Since you’re trying to flatten the phase from about 200 Hz upwards, I think it’s ok to leave the 100 Hz HPF engaged.
The bigger issue is the crossover and the relative physical placement of the drivers in the cabinet. Generally you can’t ignore these and expect to linearise the phase of the LF driver from 200 Hz up to crossover. The crossover filtering itself and the relative physical placement of the drivers both impart phase change through the crossover region. And so you need to measure the system as a whole. And like I said above, the manufacturer supplied crossover would have been designed with dispersion characteristics in mind.
The only time it may be possible to linearise the drivers separately is if you use a linear-phase brick-wall type crossover (like in the Lake processors). However you’ll likely still have a narrow frequency phase jump at crossover.
The 300 Hz versus 600 Hz issue could be that you’re designing the filter for 48 kHz sampling but the processor is running it at 96 kHz. Try changing the sample rate (in FIR Designer) to 96 kHz and see what happens.

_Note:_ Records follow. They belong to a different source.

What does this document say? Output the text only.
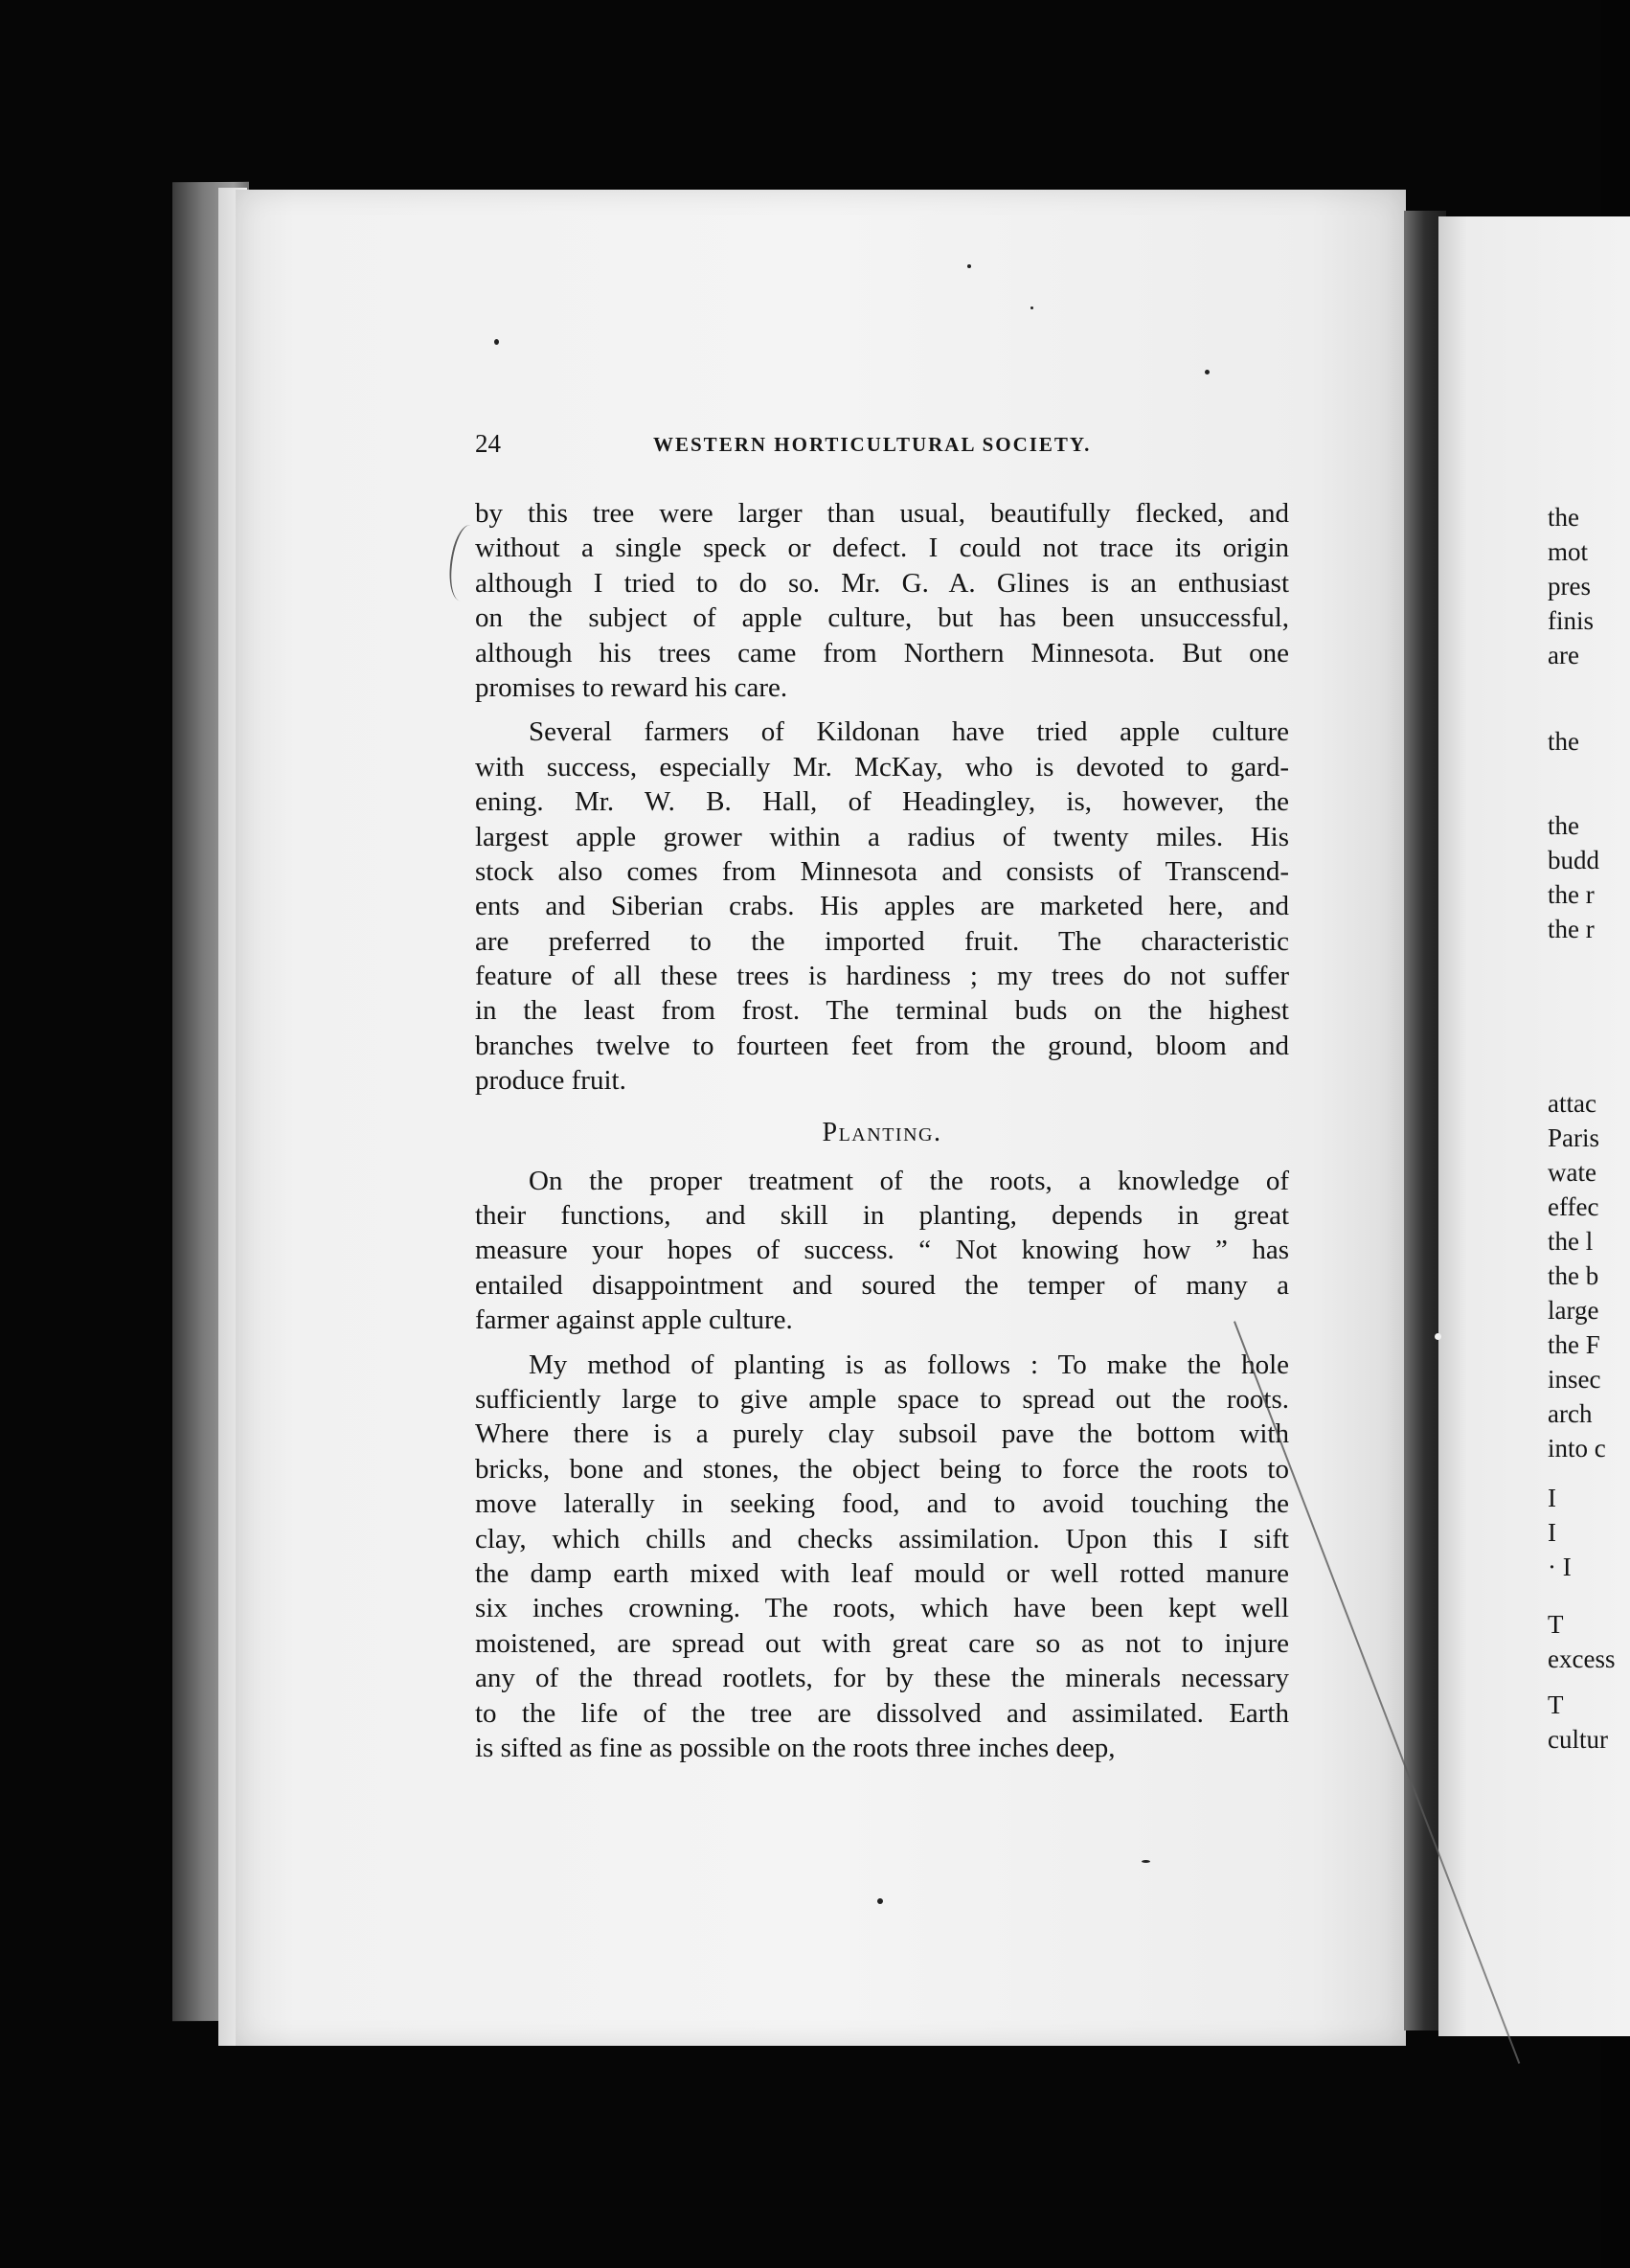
the
mot
pres
finis
are
the
the
budd
the r
the r
attac
Paris
wate
effec
the l
the b
large
the F
insec
arch
into c
I
I
· I
T
excess
T
cultur
24	WESTERN HORTICULTURAL SOCIETY.
by this tree were larger than usual, beautifully flecked, and
without a single speck or defect. I could not trace its origin
although I tried to do so. Mr. G. A. Glines is an enthusiast
on the subject of apple culture, but has been unsuccessful,
although his trees came from Northern Minnesota. But one
promises to reward his care.
Several farmers of Kildonan have tried apple culture
with success, especially Mr. McKay, who is devoted to gard-
ening. Mr. W. B. Hall, of Headingley, is, however, the
largest apple grower within a radius of twenty miles. His
stock also comes from Minnesota and consists of Transcend-
ents and Siberian crabs. His apples are marketed here, and
are preferred to the imported fruit. The characteristic
feature of all these trees is hardiness ; my trees do not suffer
in the least from frost. The terminal buds on the highest
branches twelve to fourteen feet from the ground, bloom and
produce fruit.
Planting.
On the proper treatment of the roots, a knowledge of
their functions, and skill in planting, depends in great
measure your hopes of success. “ Not knowing how ” has
entailed disappointment and soured the temper of many a
farmer against apple culture.
My method of planting is as follows : To make the hole
sufficiently large to give ample space to spread out the roots.
Where there is a purely clay subsoil pave the bottom with
bricks, bone and stones, the object being to force the roots to
move laterally in seeking food, and to avoid touching the
clay, which chills and checks assimilation. Upon this I sift
the damp earth mixed with leaf mould or well rotted manure
six inches crowning. The roots, which have been kept well
moistened, are spread out with great care so as not to injure
any of the thread rootlets, for by these the minerals necessary
to the life of the tree are dissolved and assimilated. Earth
is sifted as fine as possible on the roots three inches deep,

Regarding question 3, FIR filters can be minimum phase (with no coefficients prior to the peak), linear phase (with coefficients symmetrically either side of the peak), maximum phase (with the peak at the end) or a mixture of all. Phase processing, as you are doing, generally results in a mixed phase filter. The “Filter delay” parameter enables the peak to be placed to minimise the error between the ideal FIR filter, and the filter windowed and truncated to the number of taps available (e.g. 1300). For more details, check out the links and tutorials referenced above.
When phase linearising using a FIR filter, the net effect is that the loudspeaker will have a bulk delay of approximately this “Filter delay” value. And if you are doing this on just one driver, the other driver will need to be delayed by the same amount. However see my previous comment about measuring the speaker as a whole.